Estaba decidida a no dejar que a Maudie le estafaran la única amiga verdadera y propia, dije:
—No, no soy una Buena Vecina. Soy amiga de Maudie. Ahora ya hace tiempo que nos conocemos.
No lo aceptaron, cruzaron miradas sobreentendidas. Le lanzaban en voz alta preguntas protectoras a Maudie, como si se tratara de una medio tonta; y ella allí, entre ellos, con sus mejores galas, la cabeza que le temblaba un poco, desafiante y culpabilizada y, obviamente, indispuesta, pero intentó afrontar esta presión realmente horrible, que la hacía parecer ridicula y estúpida. Una tímida pregunta a su imponente hermana:
—Polly, ¿recuerdas cómo solía hacer panecillos de fruta para Paul?
—¿Sí, Maudie? Siempre te afanabas con invenciones, ¿no?
Y:
—Polly, ¿ésta es la vieja salsera? La recuerdo de casa.
Polly, entonces, con largo y enfadado bufido:
—No creas que ahora será tuya, porque no lo será. ¡Ya te quedaste con lo que te correspondía!
¡Oh, madre!, ¡Oh, mamá!, ¡Oh, querida! de los «niños», ya entrados en años ahora, y de los nietos, de veinte y treinta años, intercambiando miradas divertidas porque resucitaba una tradición familiar: cómo tía Maudie intentaba siempre quedarse con las cosas de la abuelita, siempre sableaba y pedía, y ahora vuelve a las andadas.

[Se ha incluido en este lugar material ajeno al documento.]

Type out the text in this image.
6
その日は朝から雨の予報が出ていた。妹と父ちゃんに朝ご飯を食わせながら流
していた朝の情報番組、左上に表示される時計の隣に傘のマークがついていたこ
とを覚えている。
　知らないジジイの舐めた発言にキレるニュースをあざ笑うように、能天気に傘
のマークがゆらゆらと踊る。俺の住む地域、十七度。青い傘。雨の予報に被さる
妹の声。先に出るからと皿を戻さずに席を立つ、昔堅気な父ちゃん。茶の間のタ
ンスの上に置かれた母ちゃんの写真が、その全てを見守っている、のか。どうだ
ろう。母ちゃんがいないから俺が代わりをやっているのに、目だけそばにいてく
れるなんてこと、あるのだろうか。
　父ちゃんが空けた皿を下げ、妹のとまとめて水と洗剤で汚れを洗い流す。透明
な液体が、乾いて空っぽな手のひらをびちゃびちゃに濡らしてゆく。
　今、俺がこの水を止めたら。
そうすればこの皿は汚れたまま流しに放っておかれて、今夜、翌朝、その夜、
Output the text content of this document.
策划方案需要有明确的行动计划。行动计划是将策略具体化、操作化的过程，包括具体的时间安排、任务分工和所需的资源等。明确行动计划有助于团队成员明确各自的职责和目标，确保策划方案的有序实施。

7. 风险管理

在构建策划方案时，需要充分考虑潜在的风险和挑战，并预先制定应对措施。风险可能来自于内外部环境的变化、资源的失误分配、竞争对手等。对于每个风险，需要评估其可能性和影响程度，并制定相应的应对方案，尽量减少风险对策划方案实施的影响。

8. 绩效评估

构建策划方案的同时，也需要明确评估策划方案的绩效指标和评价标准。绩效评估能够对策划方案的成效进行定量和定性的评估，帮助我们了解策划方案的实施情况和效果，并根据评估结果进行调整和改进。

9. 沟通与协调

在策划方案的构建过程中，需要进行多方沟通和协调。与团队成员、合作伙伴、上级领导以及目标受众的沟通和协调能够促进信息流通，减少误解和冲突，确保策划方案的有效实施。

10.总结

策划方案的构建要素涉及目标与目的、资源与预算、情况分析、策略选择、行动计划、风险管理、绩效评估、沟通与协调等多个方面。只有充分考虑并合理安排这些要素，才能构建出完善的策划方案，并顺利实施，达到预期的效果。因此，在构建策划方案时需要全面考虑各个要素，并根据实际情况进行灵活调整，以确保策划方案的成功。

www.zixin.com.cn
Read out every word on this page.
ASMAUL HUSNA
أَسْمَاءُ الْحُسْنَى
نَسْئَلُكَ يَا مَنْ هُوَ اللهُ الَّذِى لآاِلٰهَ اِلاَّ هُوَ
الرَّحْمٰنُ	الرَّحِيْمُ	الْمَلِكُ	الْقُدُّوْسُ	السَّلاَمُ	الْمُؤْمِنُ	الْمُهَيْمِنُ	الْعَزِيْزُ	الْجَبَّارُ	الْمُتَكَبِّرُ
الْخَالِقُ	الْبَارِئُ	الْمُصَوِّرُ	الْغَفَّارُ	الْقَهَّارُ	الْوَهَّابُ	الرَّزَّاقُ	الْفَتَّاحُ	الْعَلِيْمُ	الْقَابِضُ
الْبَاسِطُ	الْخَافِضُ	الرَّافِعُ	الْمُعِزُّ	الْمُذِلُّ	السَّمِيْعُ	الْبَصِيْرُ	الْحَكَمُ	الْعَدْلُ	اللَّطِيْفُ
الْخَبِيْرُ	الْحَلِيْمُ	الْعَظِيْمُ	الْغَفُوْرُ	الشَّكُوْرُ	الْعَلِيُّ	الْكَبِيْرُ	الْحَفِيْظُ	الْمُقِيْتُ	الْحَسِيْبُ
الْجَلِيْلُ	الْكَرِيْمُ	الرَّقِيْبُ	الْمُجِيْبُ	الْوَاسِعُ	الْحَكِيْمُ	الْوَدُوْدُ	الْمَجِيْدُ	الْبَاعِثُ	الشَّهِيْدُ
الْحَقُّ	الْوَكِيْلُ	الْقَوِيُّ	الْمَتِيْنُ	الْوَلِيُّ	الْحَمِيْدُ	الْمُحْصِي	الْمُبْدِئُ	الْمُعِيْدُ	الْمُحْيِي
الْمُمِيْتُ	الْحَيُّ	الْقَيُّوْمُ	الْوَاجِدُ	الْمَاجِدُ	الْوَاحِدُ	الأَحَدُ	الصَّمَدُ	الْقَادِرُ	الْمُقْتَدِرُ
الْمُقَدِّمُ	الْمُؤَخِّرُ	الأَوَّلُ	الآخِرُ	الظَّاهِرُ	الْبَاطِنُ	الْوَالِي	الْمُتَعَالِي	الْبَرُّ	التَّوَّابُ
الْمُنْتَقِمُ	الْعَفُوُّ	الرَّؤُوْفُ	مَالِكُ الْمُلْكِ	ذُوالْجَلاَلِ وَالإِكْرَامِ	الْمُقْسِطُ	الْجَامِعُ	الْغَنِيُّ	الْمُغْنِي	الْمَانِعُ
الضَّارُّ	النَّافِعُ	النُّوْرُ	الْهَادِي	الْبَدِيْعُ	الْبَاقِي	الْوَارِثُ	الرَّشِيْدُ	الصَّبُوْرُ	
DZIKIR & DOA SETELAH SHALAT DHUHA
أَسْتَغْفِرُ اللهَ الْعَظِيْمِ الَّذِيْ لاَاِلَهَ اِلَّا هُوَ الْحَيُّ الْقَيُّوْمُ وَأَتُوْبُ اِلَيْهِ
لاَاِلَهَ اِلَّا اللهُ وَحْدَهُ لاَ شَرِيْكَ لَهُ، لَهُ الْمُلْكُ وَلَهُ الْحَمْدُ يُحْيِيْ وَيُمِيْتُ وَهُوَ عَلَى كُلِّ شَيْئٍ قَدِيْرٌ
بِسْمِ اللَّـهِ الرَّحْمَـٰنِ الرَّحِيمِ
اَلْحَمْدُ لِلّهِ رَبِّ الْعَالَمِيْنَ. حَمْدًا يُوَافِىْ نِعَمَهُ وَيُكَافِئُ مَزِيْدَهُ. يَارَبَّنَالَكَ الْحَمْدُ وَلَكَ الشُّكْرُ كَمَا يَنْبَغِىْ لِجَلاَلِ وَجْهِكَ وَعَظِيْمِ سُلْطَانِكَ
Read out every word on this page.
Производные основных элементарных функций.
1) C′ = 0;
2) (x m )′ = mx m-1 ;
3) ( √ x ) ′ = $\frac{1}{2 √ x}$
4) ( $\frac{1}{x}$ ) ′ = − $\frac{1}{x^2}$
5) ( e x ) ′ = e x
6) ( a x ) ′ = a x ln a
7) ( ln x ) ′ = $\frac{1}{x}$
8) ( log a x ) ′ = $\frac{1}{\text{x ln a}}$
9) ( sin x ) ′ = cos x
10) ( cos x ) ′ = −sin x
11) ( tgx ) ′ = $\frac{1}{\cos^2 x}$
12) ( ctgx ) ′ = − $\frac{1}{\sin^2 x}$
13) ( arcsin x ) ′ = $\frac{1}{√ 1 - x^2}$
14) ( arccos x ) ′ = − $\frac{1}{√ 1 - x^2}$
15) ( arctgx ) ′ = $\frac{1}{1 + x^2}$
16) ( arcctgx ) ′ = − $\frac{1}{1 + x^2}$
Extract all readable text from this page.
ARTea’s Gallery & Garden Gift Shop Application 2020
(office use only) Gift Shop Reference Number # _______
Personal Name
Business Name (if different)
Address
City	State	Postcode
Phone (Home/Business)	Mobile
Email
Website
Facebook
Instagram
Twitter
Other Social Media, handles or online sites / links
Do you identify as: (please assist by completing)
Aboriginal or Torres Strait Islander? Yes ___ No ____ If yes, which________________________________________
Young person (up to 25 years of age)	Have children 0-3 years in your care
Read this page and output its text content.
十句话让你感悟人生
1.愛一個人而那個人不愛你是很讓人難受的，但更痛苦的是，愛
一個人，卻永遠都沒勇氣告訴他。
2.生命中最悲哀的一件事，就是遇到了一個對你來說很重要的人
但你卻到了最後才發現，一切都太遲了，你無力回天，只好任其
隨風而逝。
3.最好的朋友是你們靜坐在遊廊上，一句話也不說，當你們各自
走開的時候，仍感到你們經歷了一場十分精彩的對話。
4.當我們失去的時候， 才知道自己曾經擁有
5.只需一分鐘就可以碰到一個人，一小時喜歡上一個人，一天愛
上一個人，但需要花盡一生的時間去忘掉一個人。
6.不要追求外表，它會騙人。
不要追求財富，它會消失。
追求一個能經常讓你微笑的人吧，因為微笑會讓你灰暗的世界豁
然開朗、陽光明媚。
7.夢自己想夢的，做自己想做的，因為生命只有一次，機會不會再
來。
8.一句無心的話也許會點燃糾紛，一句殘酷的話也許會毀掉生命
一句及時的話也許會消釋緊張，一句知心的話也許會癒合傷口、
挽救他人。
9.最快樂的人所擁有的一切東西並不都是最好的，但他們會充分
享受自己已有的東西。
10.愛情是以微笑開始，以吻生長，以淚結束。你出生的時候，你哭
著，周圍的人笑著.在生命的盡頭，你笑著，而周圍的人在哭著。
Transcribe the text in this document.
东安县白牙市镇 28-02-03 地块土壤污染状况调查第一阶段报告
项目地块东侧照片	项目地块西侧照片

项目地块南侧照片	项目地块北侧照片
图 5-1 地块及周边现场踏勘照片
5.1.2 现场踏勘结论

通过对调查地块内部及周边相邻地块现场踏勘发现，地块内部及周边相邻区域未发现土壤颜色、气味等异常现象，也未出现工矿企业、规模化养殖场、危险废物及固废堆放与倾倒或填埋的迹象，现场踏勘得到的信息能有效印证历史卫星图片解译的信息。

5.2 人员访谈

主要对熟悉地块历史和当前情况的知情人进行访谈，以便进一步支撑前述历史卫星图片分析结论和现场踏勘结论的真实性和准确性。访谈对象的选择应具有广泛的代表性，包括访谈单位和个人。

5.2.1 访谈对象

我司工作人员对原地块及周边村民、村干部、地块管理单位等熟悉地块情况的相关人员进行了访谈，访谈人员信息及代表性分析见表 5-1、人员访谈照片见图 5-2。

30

Maudie, al advertir lo que está sucediendo, se calla, y permanece en silencio, excepto para decir sí y no, durante la comida.
Somos catorce alrededor de una larga mesa con un añadido que llena el comedor, que es la habitación que utiliza todo el mundo; hay una habitación delante, como la anticuada sala, limpia y resplandeciente de forma poco natural. Nos pasamos las fuentes, llenas de patatas al horno grasientas, col acuosa, chirivías esponjosas. El rosbif es bastante bueno. Nos pasamos los frascos con salsa de rábano y ketchup y una vinagrera de plata tan grande como para un hotel... o para que se reúna esta familia. Comemos ciruelas en conserva, del jardín, y un budín dulce maravilloso, ligero y crujiente, con salsa de mermelada. Tomamos un té muy fuerte. Los de mediana edad hablan de sus huertos, de conservar y de congelar lo que cosechan; los jóvenes, de pizzas y comida extranjera, que han comido en sus viajes. Según parece, tienen una gran cantidad de hijos pequeños, pero no los han traído a esta reunión, porque sería demasiado para tía Maudie, dicen; han dado en el blanco: unas lágrimas asoman a los ojos de ella; pero no descubrí a qué se referían. Esta gente no se ve excepto en Navidad, cuando todos se reúnen aquí, todos. Se toman mutuamente el pelo de forma constante, un juego duro, cruel, en el que mantienen vivos momentos de debilidad, de fracaso, de traición. Sus caras brillan de fuerza, de confianza y de esta crueldad descuidada. La matriarca está tranquila, sonriente. Fácilmente veo a su padre en ella: jamás he visto sombra de él en Maudie. Aquélla tiene la cara ancha y roja, debajo de unos rizos blancos y lanudos que dejan ver su rojo y reluciente cuero cabelludo. Tiene un cuerpo macizo, dentro de un vestido de crépe marrón y blanco, muy apretado y horrible. Tiene unas manos pesadas y enrojecidas, con los nudillos brillantes e hinchados. Camina con bastón. Tiene noventa y seis años: buena para diez más. Todos comen, comen, comen; todos comemos. Y Maudie come más que nadie, sentada en silencio, la mirada en el plato, concienzuda y metódica, nos tiene a todos esperando mientras da cuenta de la última migaja.